Les évêques nommés en 1817 sont appelés successivement en 1819 à remplir les siéges de 1801. L'installation de l'archevêque de Paris a donné le signal des autres, et chaque jour voit de nouveaux siéges remplis en vertu de ce nouvel accord. Par là du moins aura été fait un bien sensible à tous les cœurs chrétiens, car il était aussi trop pénible comme trop inexplicable de voir l'épiscopat s'éteindre dans un pays qui a fait du culte catholique, un article de sa loi fondamentale.
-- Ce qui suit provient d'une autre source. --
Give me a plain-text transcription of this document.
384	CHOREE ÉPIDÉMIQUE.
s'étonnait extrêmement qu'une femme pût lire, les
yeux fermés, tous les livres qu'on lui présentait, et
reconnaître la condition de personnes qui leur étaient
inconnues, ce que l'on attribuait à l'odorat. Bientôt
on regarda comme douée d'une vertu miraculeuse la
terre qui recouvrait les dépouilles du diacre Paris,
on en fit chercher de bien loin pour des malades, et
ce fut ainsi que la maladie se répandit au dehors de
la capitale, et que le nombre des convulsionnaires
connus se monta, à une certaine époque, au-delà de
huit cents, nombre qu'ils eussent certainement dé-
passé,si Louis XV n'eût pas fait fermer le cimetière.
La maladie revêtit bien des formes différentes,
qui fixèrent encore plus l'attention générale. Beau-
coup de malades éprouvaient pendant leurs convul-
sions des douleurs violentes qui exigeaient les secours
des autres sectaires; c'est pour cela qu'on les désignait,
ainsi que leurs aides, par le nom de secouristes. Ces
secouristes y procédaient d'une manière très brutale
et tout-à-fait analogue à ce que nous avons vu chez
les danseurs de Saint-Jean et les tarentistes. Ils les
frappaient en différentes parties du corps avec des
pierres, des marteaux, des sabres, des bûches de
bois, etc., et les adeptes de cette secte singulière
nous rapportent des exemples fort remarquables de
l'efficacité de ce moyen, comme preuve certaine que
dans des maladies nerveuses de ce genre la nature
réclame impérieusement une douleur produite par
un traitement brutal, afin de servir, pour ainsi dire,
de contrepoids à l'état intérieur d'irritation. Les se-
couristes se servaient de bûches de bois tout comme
Il était trop déplorable de voir les obstacles qui causaient, depuis 1808, ces tristes lacunes dans l'épiscopat, provenir du fait même des gouvernemens; et c'est en cela que se fait bien ressentir le malheur de cette protection tant célébrée du spirituel par le temporel. Si celui-ci voulait consentir à garder pour lui cette protection, les évêques ne manqueraient jamais! De même si le Pape n'intervenait pas dans l'institution, le veuvage serait inconnu dans l'église; il a commencé avec les concordats. Lorsque les conciles provinciaux instituaient, donner un évêque à son église était l'affaire d'un jour; maintenant il faut des années et souvent beaucoup d'années. Au septième siècle, l'église d'Afrique comptait plus de huit cents évêques, et l'on n'a pas entendu dire qu'il en ait jamais manqué un seul. C'est qu'alors il n'y avait ni cour de Rome, ni concordats, ni princes protégeant l'église avec un ministre des cultes. Mais depuis l'introduction de ces désastreux auxiliaires, l'Église a été si bien aidée, si bien protégée, qu'on a vu trop souvent les églises sans évêques et les évêques sans églises.

Maintenant considérons le nouvel accord sous des rapports plus étendus, ceux qui concernent, 1°. La France.

2. L'extention de l'autorité du Pape. 3o. La juridiction épiscopale.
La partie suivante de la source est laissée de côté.